O Estatuto da Pessoa com Deficiência dispõe que toda pessoa com deficiência tem direito à igualdade de oportunidades com as demais pessoas e não sofrerá nenhuma espécie de discriminação. O mencionado diploma legal considera discriminação em razão da deficiência toda forma de distinção, restrição ou exclusão, por ação ou omissão, que tenha o propósito ou o efeito de prejudicar, impedir ou anular o reconhecimento ou o exercício dos direitos e das liberdades fundamentais de pessoa com deficiência:
- A)que está obrigada à fruição de benefícios decorrentes de ação afirmativa;
Errada, porque a obrigação de fruir benefícios de ação afirmativa não define discriminação no Estatuto.
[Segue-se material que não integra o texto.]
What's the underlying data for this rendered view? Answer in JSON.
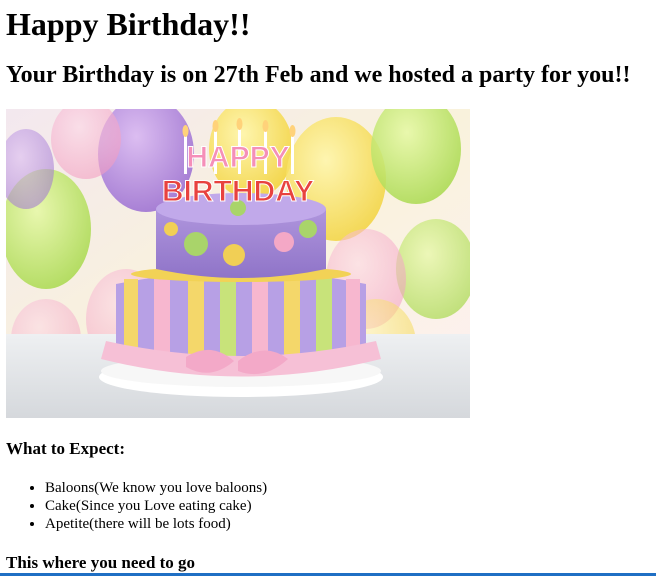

- B)a qual não tem sua plena capacidade civil afetada, exceto para casar-se e constituir união estável;
Errada, porque a capacidade civil da pessoa com deficiência não é o critério usado para conceituar discriminação.
- C)a qual tem sua plena capacidade civil afetada, principalmente para exercer direitos sexuais e reprodutivos;
Errada, porque o Estatuto não afirma que a capacidade civil seja afetada, nem trata isso como elemento da discriminação.
- D)incluindo a recusa de adaptações razoáveis e de fornecimento de tecnologias assistivas;
Certa, pois a lei inclui expressamente a recusa de adaptações razoáveis e de tecnologias assistivas como forma de discriminação.
- E)excluindo casos que envolvam menores de 18 anos com deficiência, pois já são protegidos pelo Estatuto da Criança e do Adolescente.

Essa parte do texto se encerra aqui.